Author: Helen Kang
Publisher: UBC Press
Published: 2019-11-15
Total Pages: 169
ISBN-13: 0774862157
DOWNLOAD EBOOK →Medical professionals are expected to act in the interest of patients, the public, and the pursuit of medical knowledge. But what happens when doctors’ supposed impartiality comes under fire? Helen Kang examines three moments in the history of the medical profession in Canada, spanning more than 150 years, when doctors’ moral and scientific authority was questioned. She shows that the profession was compelled to re-examine its priorities, strategize in order to regain credibility, and redefine what it means to be a good doctor. Medicine and Morality reveals that the moral and scientific standards in medicine are determined in direct relation to, not in spite of, conflict of interest.
Author: Dan Malleck
Publisher: UBC Press
Published: 2015-07-15
Total Pages: 320
ISBN-13: 0774829222
DOWNLOAD EBOOK →In the 1800s, opium and cocaine could be easily obtained to treat a range of ailments. Drug dependency, when it occurred, was considered a matter of personal vice. Near the end of the century, attitudes shifted and access to drugs became more restricted.
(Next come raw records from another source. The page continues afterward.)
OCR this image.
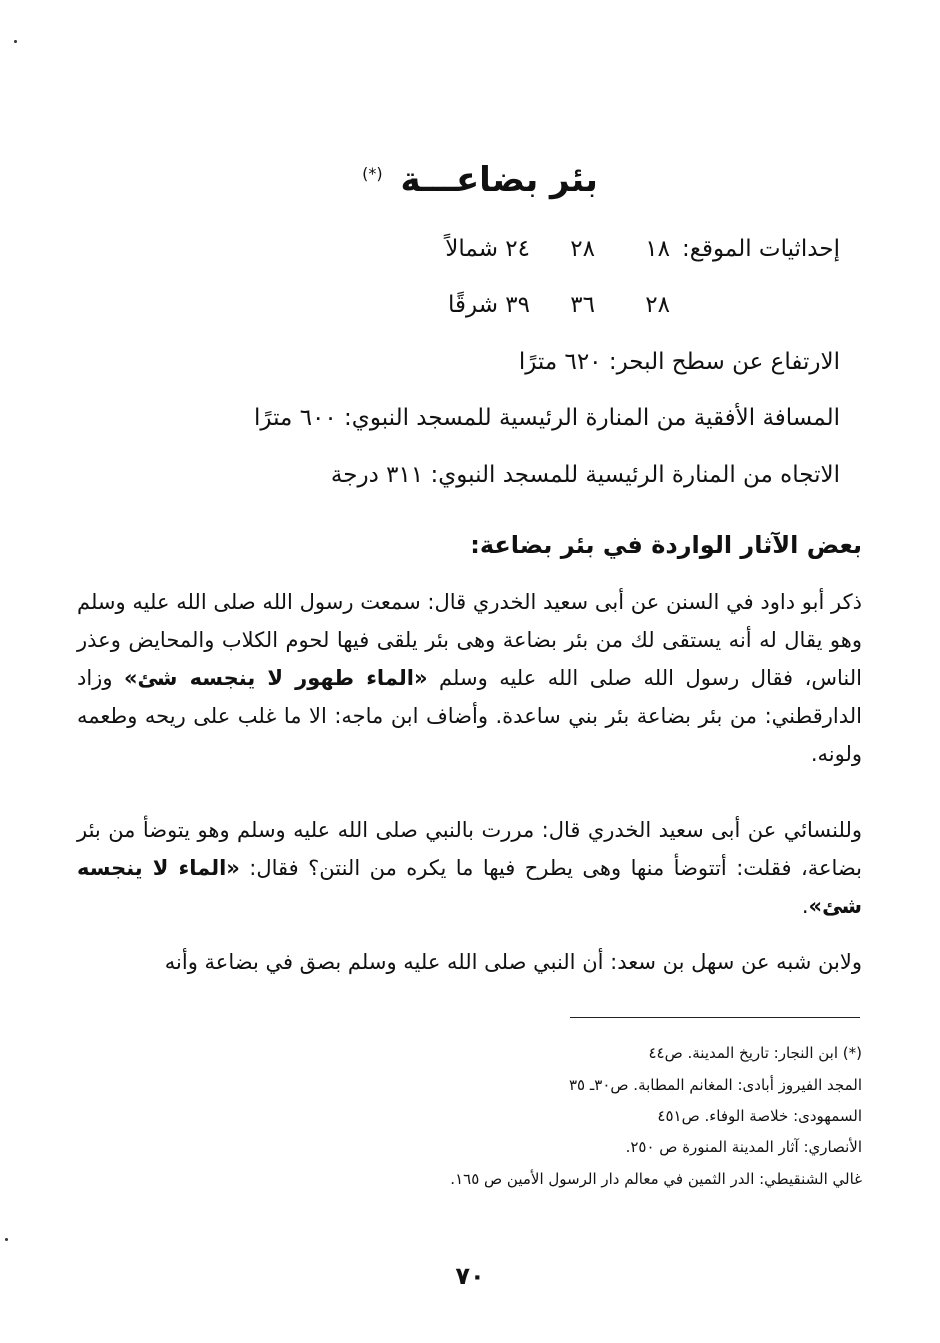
بئر بضاعـــة (*)
إحداثيات الموقع:
١٨
٢٨
٢٤ شمالاً
٢٨
٣٦
٣٩ شرقًا
الارتفاع عن سطح البحر: ٦٢٠ مترًا
المسافة الأفقية من المنارة الرئيسية للمسجد النبوي: ٦٠٠ مترًا
الاتجاه من المنارة الرئيسية للمسجد النبوي: ٣١١ درجة
بعض الآثار الواردة في بئر بضاعة:
ذكر أبو داود في السنن عن أبى سعيد الخدري قال: سمعت رسول الله صلى الله عليه وسلم وهو يقال له أنه يستقى لك من بئر بضاعة وهى بئر يلقى فيها لحوم الكلاب والمحايض وعذر الناس، فقال رسول الله صلى الله عليه وسلم «الماء طهور لا ينجسه شئ» وزاد الدارقطني: من بئر بضاعة بئر بني ساعدة. وأضاف ابن ماجه: الا ما غلب على ريحه وطعمه ولونه.
وللنسائي عن أبى سعيد الخدري قال: مررت بالنبي صلى الله عليه وسلم وهو يتوضأ من بئر بضاعة، فقلت: أتتوضأ منها وهى يطرح فيها ما يكره من النتن؟ فقال: «الماء لا ينجسه شئ».
ولابن شبه عن سهل بن سعد: أن النبي صلى الله عليه وسلم بصق في بضاعة وأنه
(*) ابن النجار: تاريخ المدينة. ص٤٤
المجد الفيروز أبادى: المغانم المطابة. ص٣٠ـ ٣٥
السمهودى: خلاصة الوفاء. ص٤٥١
الأنصاري: آثار المدينة المنورة ص ٢٥٠.
غالي الشنقيطي: الدر الثمين في معالم دار الرسول الأمين ص ١٦٥.
٧٠
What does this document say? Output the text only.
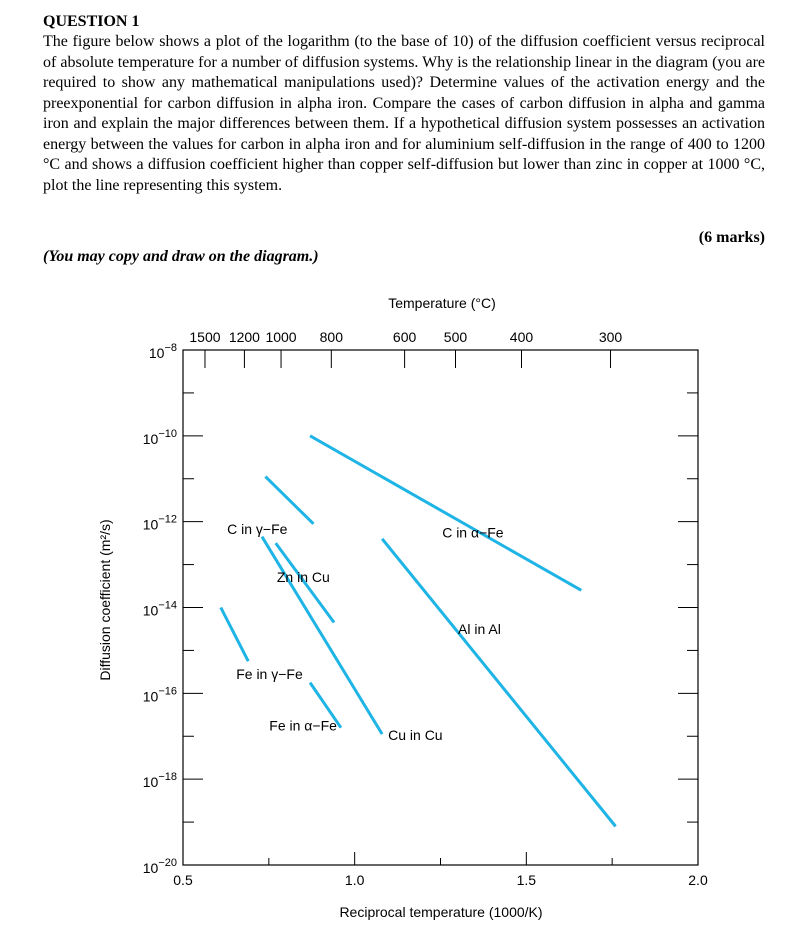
QUESTION 1

The figure below shows a plot of the logarithm (to the base of 10) of the diffusion coefficient versus reciprocal of absolute temperature for a number of diffusion systems. Why is the relationship linear in the diagram (you are required to show any mathematical manipulations used)? Determine values of the activation energy and the preexponential for carbon diffusion in alpha iron. Compare the cases of carbon diffusion in alpha and gamma iron and explain the major differences between them. If a hypothetical diffusion system possesses an activation energy between the values for carbon in alpha iron and for aluminium self-diffusion in the range of 400 to 1200 °C and shows a diffusion coefficient higher than copper self-diffusion but lower than zinc in copper at 1000 °C, plot the line representing this system.

(6 marks)
(You may copy and draw on the diagram.)
Temperature (°C)
Reciprocal temperature (1000/K)
Diffusion coefficient (m²/s)
0.5	1.0	1.5	2.0
$10^{-8}$
$10^{-10}$
$10^{-12}$
$10^{-14}$
$10^{-16}$
$10^{-18}$
$10^{-20}$
1500 1200 1000 800	600 500	400	300
C in α−Fe
C in γ−Fe
Zn in Cu
Fe in γ−Fe
Fe in α−Fe
Cu in Cu
Al in Al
Dan Malleck reveals how different forces converged in the early 1900s to influence lawmakers and set the course for the drug laws that exist today. As this book shows, social concerns about drug addiction had less to do with the long pipe and shadowy den than with lobbying by medical professionals, concern about the morality and future of the nation, and a burgeoning pharmaceutical industry.
Author: Richard W. Vaudry
Publisher: University of Toronto Press
Published: 2020
Total Pages: 399
ISBN-13: 1487502192
DOWNLOAD EBOOK →This is the first comprehensive study of the life and work of Andrew Fernando Holmes, famous for his work on congenital heart disease.